Cuando el asiento trasero estaba vacío, solía recostarme para adivinar el recorrido solo contando y prediciendo las curvas hacia la derecha e izquierda, guiándome con las copas de los árboles que parecían mirarme curiosas en mi entrañable travesía.

Venían a mi mente esas miles de historias respaldadas por recuerdos anecdóticos, que mi abuelo recitaba con cierta nostalgia, cada vez que la familia se reunía los fines de semana. A veces, solía quedarme dormido escuchándolas. Me fascinaba imaginarlo de joven, transitando rutas no tan vigiladas como las de ahora. Riendo al ton y al son de las carcajadas de sus amigos, algunos de los cuales, seguramente estaban enunciando esas mismas anécdotas, pero a san Pedro. 

Modelo sesenta y cuatro es «Reni». Así lo llamo yo.

El indisimulado olor a tabaco, sigue impregnado en la pana, que combinado con el dulce perfume de mi abuela, manifestaba su personalidad ambivalente de uso familiar, pero que se prestaba sin problema a la pachanga. Cada vez que lo miro, me cuenta de amores, de peleas, de fiestas, y de vez en cuando, me regala una que otra moneda antigua, la cual debo arrancar como de sus entrañas.

Reni es toda una leyenda.

Recuerdo que muchas veces, cuando yo afirmaba a viva voz que el abuelo me lo regalaría a mi mayoría de edad, todos miraban con cara risueña, mezclada con lástima, como diciendo: «¿Para qué lo quiere?».

Yo sabía que Reni se caía a pedazos.

Pero sentía, que a medida que el óxido le carcomía sus chapas, también arrasaba con mis recuerdos más nobles.

No quería que terminase en un desarmadero o que se sus partes fuesen entregadas al mejor postor.

Todavía latían vívidas en su interior, esas tantas historias que al día de hoy, hacían lagrimear a mi abuelo.

Todos hablaban de Reni como si fuese una molestia; que ocupaba mucho espacio, que las gatas del vecino parían en su interior, que ese espacio podría ser de utilidad para otras tantas cosas más, etc, etc, etc.

Yo, en cambio.

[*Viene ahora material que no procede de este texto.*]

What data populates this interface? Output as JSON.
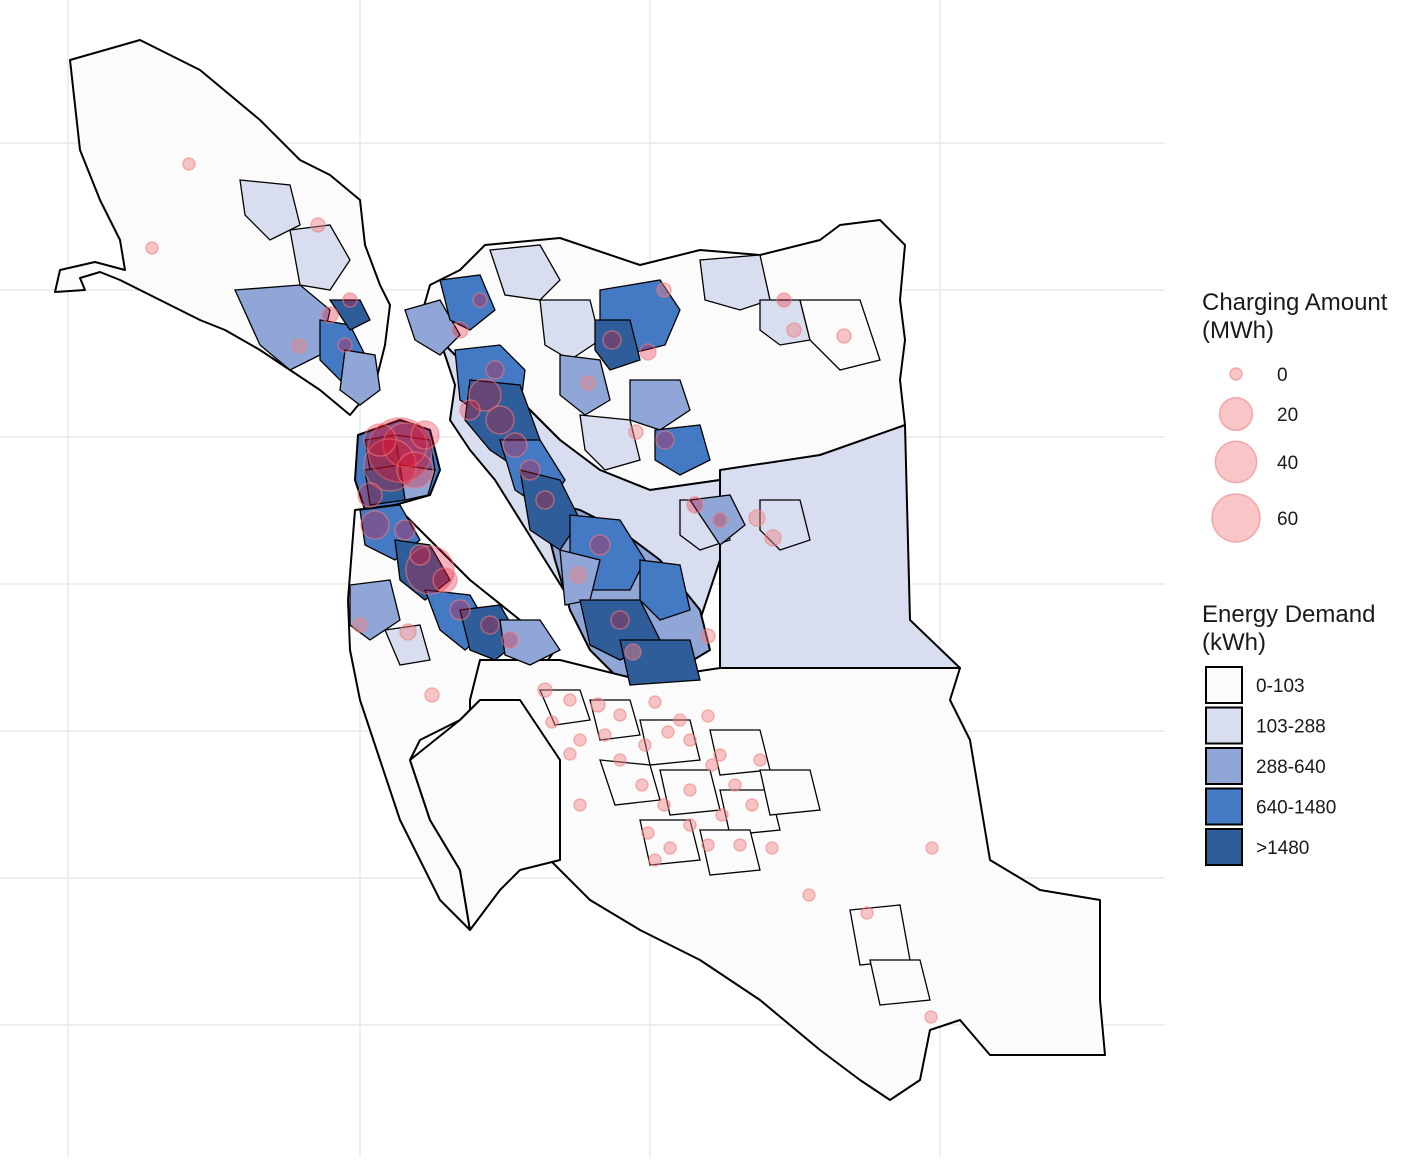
{
  "map": {
    "grid_lines": true,
    "background": "#ffffff",
    "grid_color": "#e8e8e8",
    "region_outline_color": "#000000"
  },
  "legend": {
    "charging_amount": {
      "title_line1": "Charging Amount",
      "title_line2": "(MWh)",
      "marker_color": "#f08080",
      "entries": [
        {
          "label": "0",
          "value": 0
        },
        {
          "label": "20",
          "value": 20
        },
        {
          "label": "40",
          "value": 40
        },
        {
          "label": "60",
          "value": 60
        }
      ]
    },
    "energy_demand": {
      "title_line1": "Energy Demand",
      "title_line2": "(kWh)",
      "entries": [
        {
          "label": "0-103",
          "color": "#fbfbfc"
        },
        {
          "label": "103-288",
          "color": "#d8deef"
        },
        {
          "label": "288-640",
          "color": "#8fa6d6"
        },
        {
          "label": "640-1480",
          "color": "#4479c4"
        },
        {
          "label": ">1480",
          "color": "#2f5d99"
        }
      ]
    }
  }
}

Sentía que si él no estuviese en ese rincón, el viento lo extrañaría, la lluvia lloraría un tanto más y que los amigos de mi abuelo, desaparecerían de la faz terrenal y espiritual. Sentía que mi abuelo ya no tendría historias para contar, que ya nada lo motivaría a continuar. Que el aroma de mi abuela se echaría a volar. 

Que ni San Pedro, podría perdonarlos jamás.